BMW’nin Türkiye’deki alt distribütörlerinden birinin genel müdürü, 2015 yılında yaptığımız görüşmede böyle demişti. Bugün bu sözler Türkiye’nin bir zamanlar kapıldığı sahte zenginlik hissinin göstergesi olmaktan başka bir anlam taşımıyor.
Amerika ve Avrupa Merkez Bankaları, 2008 Krizi’nin 1929 benzeri bir buhrana dönüşmesini engellemek için son 10 yılda “Parasal genişleme” programı uyguladılar. “İnsanlar parasını tasarruf edeceğine harcasın da ekonomi canlansın” düşüncesiyle faizleri (reel olarak) eksi seviyelere çektiler. Küresel sermaye kendi evinde para kazanamaz olunca yüksek getiri peşinde Türkiye’nin de aralarında olduğu gelişen ülkelere aktı.
BMW’nin halka inmesinin sırrı işte buydu. Bu dönemde 0.59 faizle BMW kredisi veriliyordu. 0.59! Bugünkü otomobil kredisi faizinin neredeyse dörtte biri!

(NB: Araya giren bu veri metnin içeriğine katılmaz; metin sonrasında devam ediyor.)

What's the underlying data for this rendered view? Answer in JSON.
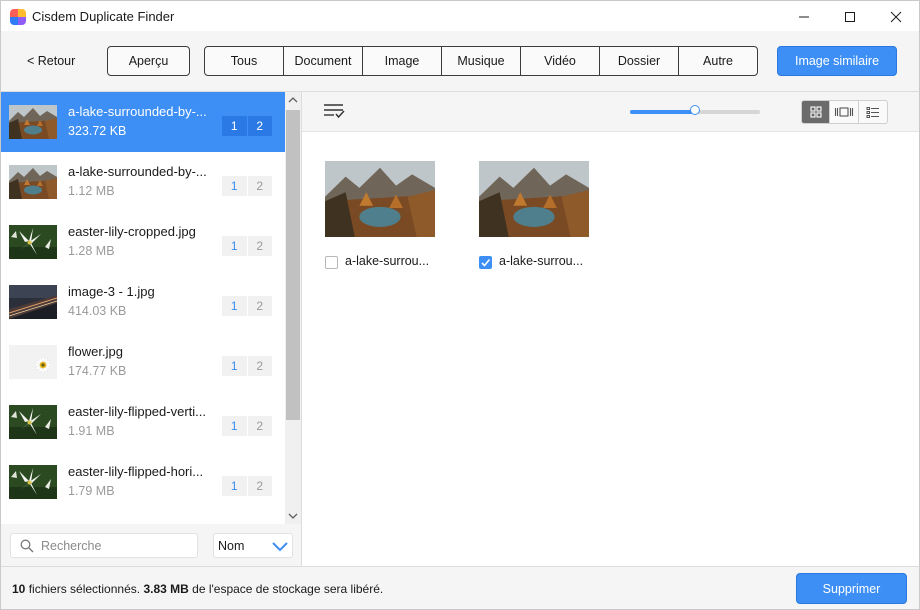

Üstelik TL’nin dolar karşısında kazanması nedeniyle BMW’nin fiyatı da çok cazip seviyelere gelmişti. Sözünü ettiğim dönemde BMW 1 serisi araçlar 100 bin liraya satılıyordu.
Kendimizi darı ambarındaki tavuk gibi hissetmemizi sağlayan küresel mekanizma şöyle işliyordu: Türk bankaları, yurtdışından çok ucuza (yani çok düşük faizle) borçlanıyor, aldıkları parayı getirip yurtiçinde düşük faizle vatandaşa dağıtıyordu. BMW kredisi işte böyle 0.59’a inmişti. İstanbul’un dört bir yanında mantar gibi biten inşaat projelerinin sırrı da buydu.
Ama halkımız Osmanlı’nın küllerinden yeniden doğduğunu düşündü. (Sadece halkımız mı?) Yakında en güçlü 10 ekonomi arasına girecek, G7 toplantılarına davet edilecek, Dünya’nın yeni süper gücü olacaktık.
Bir Allah’ın kulu da çıkıp, “Kardeşim siz deli misiniz, bilim yapmadan, teknoloji geliştirmeden, sırf inşaat yaparak süper güç olunur mu?” demiyordu.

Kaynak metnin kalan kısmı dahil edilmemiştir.